Frankel: As they build their database, if they make a million loans, they have that data for a million different clients and can really see the correlation between some variables that other lenders can’t quite get. simply not. They are not the only ones who have access to its data. Obviously, any lender can ask a borrower if they have a bachelor’s degree, for example. It’s just a matter of creating a big library of that data and using it in combination with all of these other variables to see the correlations that other lenders can’t.
Moser: Yes, I know I’ve used this example before, but Xoom, the money transfer company that Pay Pal (NASDAQ: PYPL) acquired some time ago, that’s what they did very well, that they put this risk assessment model in place, and it was able to just incorporate a lot of data points that they have learned from the transactions, the people who do business with them, they were able to get information on a million different data points and then turn that into a risk assessment model to basically determine if anyone send this money, is it good for it? Are we going to have a situation where we either have fraud or accounts that are not payable? They were really able to take that and minimize the losses. It shows again that it was this idea of taking the data, it’s like you get the data, that’s one thing, but then knowing what to do is a whole different thing. Businesses can spend a lot of time trying to figure out exactly what to do with this data. Those who nail it, it can be a real competitive advantage that is difficult to supplant because it is not clear how to supplant it. You don’t know what they did by building this proprietary model initially.

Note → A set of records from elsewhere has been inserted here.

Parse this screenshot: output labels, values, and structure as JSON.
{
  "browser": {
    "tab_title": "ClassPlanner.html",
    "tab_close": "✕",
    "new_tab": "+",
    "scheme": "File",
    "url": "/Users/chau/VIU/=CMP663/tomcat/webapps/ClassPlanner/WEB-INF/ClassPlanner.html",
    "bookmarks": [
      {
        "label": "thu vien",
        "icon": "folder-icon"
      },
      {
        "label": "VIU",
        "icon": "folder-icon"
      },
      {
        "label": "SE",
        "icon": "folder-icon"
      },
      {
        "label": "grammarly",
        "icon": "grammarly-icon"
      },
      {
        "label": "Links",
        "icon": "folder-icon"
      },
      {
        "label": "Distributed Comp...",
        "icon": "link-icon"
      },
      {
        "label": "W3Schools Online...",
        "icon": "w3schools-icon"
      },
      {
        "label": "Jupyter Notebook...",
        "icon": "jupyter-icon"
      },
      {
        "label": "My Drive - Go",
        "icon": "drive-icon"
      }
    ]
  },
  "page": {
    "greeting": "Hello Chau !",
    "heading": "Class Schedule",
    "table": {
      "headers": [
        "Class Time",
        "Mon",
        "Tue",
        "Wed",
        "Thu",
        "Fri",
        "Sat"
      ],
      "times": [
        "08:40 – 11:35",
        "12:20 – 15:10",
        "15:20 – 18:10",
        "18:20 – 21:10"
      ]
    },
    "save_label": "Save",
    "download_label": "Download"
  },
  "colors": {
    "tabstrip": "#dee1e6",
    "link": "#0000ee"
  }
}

Frankel: Yeah, I would be okay with that. As a lender, especially when targeting the subprime mortgage market, these little variables are very important, especially if you’re not trying to give people 20% interest rates on auto loans.
Frankel: It is really important to better assess when people are going to default or not. I remember a statistic from the Upstart presentation that said most personal loan buyers don’t have a credit score that would get the best rates from a lender. But most of them have never defaulted on a loan, or made a late payment, or anything like that, so why shouldn’t they get the best rates? The Upstart formula really tries to lower that and level the playing field, and give people the credit they are owed, I guess you would say, better than the traditional model of just looking at your credit score. .

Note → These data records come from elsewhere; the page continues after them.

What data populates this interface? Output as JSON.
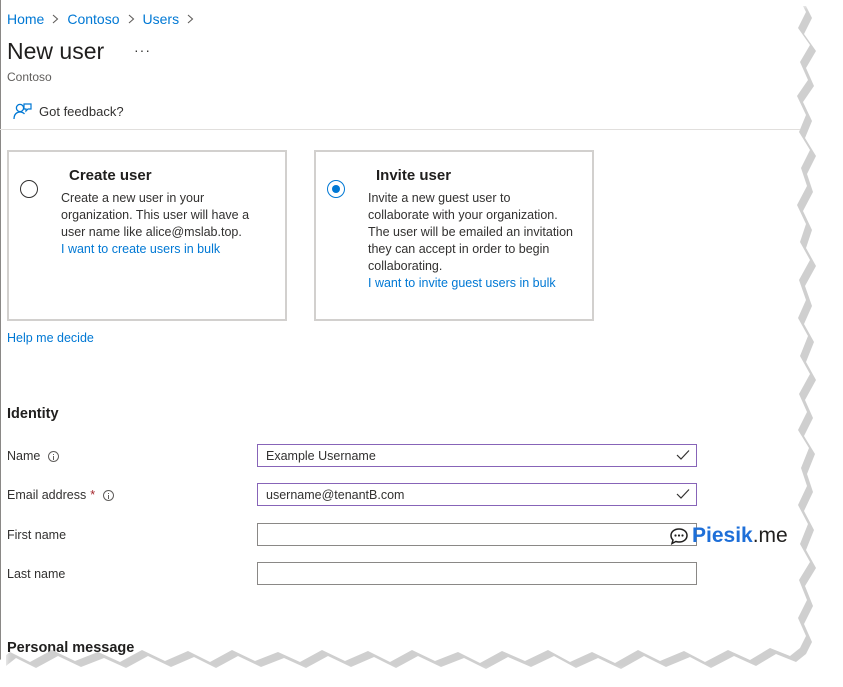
{
  "breadcrumb": {
    "items": [
      "Home",
      "Contoso",
      "Users"
    ]
  },
  "header": {
    "title": "New user",
    "more": "···",
    "subtitle": "Contoso"
  },
  "toolbar": {
    "feedback_label": "Got feedback?"
  },
  "options": {
    "create": {
      "title": "Create user",
      "description": "Create a new user in your organization. This user will have a user name like alice@mslab.top.",
      "link": "I want to create users in bulk",
      "selected": false
    },
    "invite": {
      "title": "Invite user",
      "description": "Invite a new guest user to collaborate with your organization. The user will be emailed an invitation they can accept in order to begin collaborating.",
      "link": "I want to invite guest users in bulk",
      "selected": true
    }
  },
  "help_link": "Help me decide",
  "identity": {
    "heading": "Identity",
    "name_label": "Name",
    "name_value": "Example Username",
    "email_label": "Email address",
    "email_required": "*",
    "email_value": "username@tenantB.com",
    "first_name_label": "First name",
    "first_name_value": "",
    "last_name_label": "Last name",
    "last_name_value": ""
  },
  "personal_message": {
    "heading": "Personal message"
  },
  "watermark": {
    "brand": "Piesik",
    "suffix": ".me"
  },
  "colors": {
    "accent": "#0078d4",
    "valid_border": "#8764b8",
    "required": "#a4262c"
  }
}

Jason Moser owns shares of PayPal Holdings. Matthew Frankel, CFP, has no position in any of the stocks mentioned. The Motley Fool owns stock and recommends PayPal Holdings and Upstart Holdings, Inc. The Motley Fool recommends the following options: Long January 2022 $ 75.0 calls on PayPal Holdings. The Motley Fool has a disclosure policy.
The views and opinions expressed herein are the views and opinions of the author and do not necessarily reflect those of Nasdaq, Inc.